Mi spiego meglio. Le quote dei bookmakers per definizione non si possono coprire, in termini tecnici – strettamente parlando – non si può fare hedging sul rischio preso dall’accettare una scommessa sul BREXIT, In realtà esiste il cd. proxy hedging, complessi calcoli che permettono di coprire non tanto il sottostante non trattato sui mercati aperti (in questo caso la probabilità che Londra esca dall’EU) ma qualcosa di molto correlato. Nel nostro caso è chiaro a tutti gli operatori che un’uscita di Londra dall’EU comporterà una forte svalutazione della sterlina. Il motivo sta nei fondamentali: il pound oggi è rimasto fuori dal basket dell’euro e quindi non ha subito gli effetti di avere nella compagine eurica i paesi in forte crisi (Grecia, Portogallo, Spagna, Italia e Irlanda su tutti) ossia non ha subito gli effetti svalutativi indotti dalla presenza nella compagine di tali paesi eurodeboli. Di fatto la sterlina è diventata moneta rifugio. Al contrario l’Euro, per la gioia tedesca, si è svalutato per la ragione opposta; in effetti il piano tedesco è proprio questo, tenere a tutti i costi i paesi eurodeboli nella moneta unica per poter far avvantaggiare le proprie aziende normalmente forti esportatrici.
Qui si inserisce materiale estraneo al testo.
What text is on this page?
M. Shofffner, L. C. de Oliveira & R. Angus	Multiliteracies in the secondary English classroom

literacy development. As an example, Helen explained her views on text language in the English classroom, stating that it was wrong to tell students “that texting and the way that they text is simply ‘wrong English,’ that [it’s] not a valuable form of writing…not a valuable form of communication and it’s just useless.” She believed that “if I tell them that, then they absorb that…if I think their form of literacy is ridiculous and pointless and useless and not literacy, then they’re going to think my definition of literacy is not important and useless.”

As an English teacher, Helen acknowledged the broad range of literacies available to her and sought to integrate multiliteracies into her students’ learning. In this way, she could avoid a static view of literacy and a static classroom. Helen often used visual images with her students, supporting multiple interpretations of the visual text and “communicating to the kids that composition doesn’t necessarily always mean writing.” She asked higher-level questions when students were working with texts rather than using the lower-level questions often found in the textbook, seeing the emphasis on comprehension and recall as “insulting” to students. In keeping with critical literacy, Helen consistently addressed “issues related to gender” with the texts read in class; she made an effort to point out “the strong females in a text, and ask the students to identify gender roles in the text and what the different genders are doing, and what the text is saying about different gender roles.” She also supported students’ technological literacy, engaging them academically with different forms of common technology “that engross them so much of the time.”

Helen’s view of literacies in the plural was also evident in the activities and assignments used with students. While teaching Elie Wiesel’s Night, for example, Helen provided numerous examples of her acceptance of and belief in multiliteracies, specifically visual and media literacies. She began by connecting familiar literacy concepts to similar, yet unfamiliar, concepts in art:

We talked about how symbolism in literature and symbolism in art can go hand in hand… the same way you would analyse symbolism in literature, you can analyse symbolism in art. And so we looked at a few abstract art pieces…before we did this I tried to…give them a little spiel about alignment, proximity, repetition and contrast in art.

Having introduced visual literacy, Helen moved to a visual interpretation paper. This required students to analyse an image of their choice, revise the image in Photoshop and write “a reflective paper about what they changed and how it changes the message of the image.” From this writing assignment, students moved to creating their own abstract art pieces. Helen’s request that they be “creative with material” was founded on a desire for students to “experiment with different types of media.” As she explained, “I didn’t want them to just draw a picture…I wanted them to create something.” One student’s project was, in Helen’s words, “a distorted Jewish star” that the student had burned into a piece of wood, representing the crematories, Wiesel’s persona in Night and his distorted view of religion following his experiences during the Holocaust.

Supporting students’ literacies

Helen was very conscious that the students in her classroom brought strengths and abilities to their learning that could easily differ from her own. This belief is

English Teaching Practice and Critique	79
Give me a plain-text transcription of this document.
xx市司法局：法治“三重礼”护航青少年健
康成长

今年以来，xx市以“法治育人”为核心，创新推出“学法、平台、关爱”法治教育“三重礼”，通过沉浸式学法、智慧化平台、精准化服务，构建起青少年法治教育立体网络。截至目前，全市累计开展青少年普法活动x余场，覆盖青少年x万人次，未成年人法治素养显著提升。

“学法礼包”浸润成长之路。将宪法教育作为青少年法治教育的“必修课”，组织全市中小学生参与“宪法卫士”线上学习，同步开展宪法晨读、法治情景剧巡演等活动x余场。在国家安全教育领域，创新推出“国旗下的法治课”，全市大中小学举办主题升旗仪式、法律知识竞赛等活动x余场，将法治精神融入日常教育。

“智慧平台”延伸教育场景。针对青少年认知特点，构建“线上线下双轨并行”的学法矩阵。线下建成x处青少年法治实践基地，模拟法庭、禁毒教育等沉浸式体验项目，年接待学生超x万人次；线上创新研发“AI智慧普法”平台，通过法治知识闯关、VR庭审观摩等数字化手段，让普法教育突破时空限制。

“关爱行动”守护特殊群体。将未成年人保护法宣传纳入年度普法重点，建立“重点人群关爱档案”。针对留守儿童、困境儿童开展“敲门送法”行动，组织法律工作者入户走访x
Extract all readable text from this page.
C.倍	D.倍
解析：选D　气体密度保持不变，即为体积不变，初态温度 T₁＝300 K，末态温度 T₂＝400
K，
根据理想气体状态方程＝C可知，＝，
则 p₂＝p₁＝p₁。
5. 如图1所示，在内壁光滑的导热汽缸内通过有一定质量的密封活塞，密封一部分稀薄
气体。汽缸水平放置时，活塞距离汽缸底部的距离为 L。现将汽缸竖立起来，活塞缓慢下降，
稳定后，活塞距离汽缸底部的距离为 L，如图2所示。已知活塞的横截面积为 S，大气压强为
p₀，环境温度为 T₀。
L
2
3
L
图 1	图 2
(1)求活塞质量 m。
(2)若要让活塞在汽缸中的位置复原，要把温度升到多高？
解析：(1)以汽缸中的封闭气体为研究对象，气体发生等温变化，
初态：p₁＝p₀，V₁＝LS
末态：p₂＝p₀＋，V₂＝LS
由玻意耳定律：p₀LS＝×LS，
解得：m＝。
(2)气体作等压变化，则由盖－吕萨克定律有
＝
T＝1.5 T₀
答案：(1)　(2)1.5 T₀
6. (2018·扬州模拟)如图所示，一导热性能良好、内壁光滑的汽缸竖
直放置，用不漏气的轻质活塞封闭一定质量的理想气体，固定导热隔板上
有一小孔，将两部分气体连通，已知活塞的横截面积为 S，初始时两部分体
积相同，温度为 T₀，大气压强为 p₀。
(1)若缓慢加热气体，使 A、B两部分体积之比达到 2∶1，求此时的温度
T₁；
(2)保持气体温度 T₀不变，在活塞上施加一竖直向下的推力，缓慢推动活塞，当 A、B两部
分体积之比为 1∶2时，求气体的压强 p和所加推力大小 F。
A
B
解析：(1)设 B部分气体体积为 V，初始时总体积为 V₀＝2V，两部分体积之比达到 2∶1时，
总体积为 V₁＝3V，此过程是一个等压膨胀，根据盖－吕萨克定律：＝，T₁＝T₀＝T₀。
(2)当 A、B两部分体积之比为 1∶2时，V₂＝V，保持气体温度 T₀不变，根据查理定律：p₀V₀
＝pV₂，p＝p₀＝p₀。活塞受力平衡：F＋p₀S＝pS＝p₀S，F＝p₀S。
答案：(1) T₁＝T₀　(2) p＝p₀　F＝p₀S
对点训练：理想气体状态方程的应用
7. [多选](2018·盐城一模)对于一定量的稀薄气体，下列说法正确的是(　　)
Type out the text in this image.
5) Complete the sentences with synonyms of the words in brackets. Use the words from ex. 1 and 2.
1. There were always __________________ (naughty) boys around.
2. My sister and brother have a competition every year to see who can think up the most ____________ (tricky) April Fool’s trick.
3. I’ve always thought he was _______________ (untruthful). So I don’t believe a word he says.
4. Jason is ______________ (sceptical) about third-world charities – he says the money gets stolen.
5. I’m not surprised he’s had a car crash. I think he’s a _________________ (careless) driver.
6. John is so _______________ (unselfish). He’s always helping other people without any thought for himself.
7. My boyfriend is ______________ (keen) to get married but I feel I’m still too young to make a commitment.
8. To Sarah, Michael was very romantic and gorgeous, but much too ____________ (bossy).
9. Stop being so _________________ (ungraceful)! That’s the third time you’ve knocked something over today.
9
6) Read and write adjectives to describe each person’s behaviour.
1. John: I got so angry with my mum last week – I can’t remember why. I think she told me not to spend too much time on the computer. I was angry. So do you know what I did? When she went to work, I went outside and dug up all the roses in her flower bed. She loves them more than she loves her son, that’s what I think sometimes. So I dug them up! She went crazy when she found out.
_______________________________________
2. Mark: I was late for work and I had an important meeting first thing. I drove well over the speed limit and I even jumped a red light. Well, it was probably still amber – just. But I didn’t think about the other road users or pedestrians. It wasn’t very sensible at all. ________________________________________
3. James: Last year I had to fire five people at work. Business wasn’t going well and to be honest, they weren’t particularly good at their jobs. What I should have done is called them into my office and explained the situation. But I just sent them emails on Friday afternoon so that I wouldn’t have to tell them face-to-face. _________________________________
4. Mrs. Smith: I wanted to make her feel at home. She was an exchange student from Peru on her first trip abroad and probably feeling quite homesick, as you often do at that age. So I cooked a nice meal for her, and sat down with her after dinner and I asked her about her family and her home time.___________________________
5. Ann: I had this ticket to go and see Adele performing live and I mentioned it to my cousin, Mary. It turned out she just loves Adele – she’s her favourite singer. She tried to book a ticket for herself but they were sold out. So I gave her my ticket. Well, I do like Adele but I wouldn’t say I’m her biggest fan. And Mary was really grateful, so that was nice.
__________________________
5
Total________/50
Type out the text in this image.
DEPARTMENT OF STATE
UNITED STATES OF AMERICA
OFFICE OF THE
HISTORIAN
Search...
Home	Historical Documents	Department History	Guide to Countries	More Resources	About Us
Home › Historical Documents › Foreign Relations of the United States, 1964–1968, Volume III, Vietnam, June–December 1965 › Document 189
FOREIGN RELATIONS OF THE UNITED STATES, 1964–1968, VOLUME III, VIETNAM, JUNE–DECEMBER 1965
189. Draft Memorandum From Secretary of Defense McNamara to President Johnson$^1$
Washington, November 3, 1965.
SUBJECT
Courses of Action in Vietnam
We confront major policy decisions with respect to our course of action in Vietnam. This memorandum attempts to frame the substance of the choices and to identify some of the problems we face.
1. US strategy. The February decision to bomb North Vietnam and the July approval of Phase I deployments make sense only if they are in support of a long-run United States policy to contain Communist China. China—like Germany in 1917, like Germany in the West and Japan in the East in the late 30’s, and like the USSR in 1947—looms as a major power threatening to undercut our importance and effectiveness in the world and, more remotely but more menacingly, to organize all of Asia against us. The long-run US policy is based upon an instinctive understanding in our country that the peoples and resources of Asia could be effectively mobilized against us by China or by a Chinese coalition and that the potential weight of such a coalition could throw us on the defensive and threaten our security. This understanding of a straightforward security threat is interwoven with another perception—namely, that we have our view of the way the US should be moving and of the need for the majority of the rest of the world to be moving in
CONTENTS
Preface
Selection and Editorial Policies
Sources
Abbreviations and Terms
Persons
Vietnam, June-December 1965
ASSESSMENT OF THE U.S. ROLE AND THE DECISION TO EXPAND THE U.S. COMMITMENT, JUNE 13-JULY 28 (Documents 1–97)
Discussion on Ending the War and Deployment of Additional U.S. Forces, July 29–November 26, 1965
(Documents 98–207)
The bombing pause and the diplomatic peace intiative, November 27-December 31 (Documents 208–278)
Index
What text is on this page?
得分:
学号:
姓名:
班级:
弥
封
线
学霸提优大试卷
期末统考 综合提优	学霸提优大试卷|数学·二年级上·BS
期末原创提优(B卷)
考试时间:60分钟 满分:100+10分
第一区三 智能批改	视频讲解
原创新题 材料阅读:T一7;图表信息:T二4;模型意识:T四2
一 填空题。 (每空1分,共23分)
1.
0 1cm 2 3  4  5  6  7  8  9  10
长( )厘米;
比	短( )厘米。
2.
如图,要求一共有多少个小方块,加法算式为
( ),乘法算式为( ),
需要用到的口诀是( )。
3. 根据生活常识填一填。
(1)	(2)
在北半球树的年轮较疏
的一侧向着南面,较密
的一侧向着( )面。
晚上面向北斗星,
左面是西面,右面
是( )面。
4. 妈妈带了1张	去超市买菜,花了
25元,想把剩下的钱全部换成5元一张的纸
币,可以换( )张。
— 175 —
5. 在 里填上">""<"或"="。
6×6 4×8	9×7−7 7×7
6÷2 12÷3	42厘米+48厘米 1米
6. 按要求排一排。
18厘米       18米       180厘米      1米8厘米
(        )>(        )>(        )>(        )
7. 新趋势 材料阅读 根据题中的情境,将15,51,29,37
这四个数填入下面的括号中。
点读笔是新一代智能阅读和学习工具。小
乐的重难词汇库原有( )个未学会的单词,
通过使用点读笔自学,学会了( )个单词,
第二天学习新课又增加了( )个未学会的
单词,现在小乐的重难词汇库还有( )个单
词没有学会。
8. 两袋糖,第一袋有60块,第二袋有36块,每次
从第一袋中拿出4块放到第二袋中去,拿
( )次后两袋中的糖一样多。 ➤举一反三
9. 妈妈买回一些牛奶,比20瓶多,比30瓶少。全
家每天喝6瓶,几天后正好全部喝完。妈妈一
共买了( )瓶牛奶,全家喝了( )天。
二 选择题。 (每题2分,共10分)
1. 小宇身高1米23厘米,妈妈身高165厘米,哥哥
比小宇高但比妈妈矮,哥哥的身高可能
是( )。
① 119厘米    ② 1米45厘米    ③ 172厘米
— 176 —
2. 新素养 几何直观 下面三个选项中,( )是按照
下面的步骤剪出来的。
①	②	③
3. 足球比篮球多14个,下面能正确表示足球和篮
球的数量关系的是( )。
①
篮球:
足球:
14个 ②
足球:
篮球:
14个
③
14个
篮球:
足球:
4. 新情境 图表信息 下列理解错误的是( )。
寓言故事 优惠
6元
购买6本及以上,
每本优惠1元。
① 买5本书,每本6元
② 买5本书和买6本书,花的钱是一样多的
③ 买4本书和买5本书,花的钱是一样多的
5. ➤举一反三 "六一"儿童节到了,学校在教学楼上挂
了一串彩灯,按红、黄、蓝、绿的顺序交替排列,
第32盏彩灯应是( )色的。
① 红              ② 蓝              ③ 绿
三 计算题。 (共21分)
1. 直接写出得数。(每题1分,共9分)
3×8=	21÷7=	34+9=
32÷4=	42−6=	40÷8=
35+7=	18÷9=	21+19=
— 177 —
In due parole, l’euro oggi è molto più svalutato di quello che sarebbe il marco tedesco e questo grazie alla presenza dei paesi eurodeboli a cui oggi viene imposta l’austerità da Berlino; così facendo si indeboliscono ulteriormente tali economie eurodeboli e dunque si svaluta ulteriormente la moneta unica e così via. Chiaramente il giochetto si rompe quando anche un solo paese dovesse uscire dall’euro, a quel punto l’effetto cascata farebbe rompere il progetto europeo in quanto basterebbe poco per rilevare che un qualsiasi paese eurodebole fuori dall’euro vedrebbe di nuovo la crescita.

Per questa ragione negli scorsi anni il pound si è rafforzato, leggasi per le ragioni uguali e contrarie alla svalutazione dell’euro comportando una forte spinta alle importazioni dall’estero, anche e soprattutto dalla Germania. Ciò ha spinto il deficit commerciale britannico pro-capite a livelli di record, fino a far diventare gli UK la vera cicala mondiale.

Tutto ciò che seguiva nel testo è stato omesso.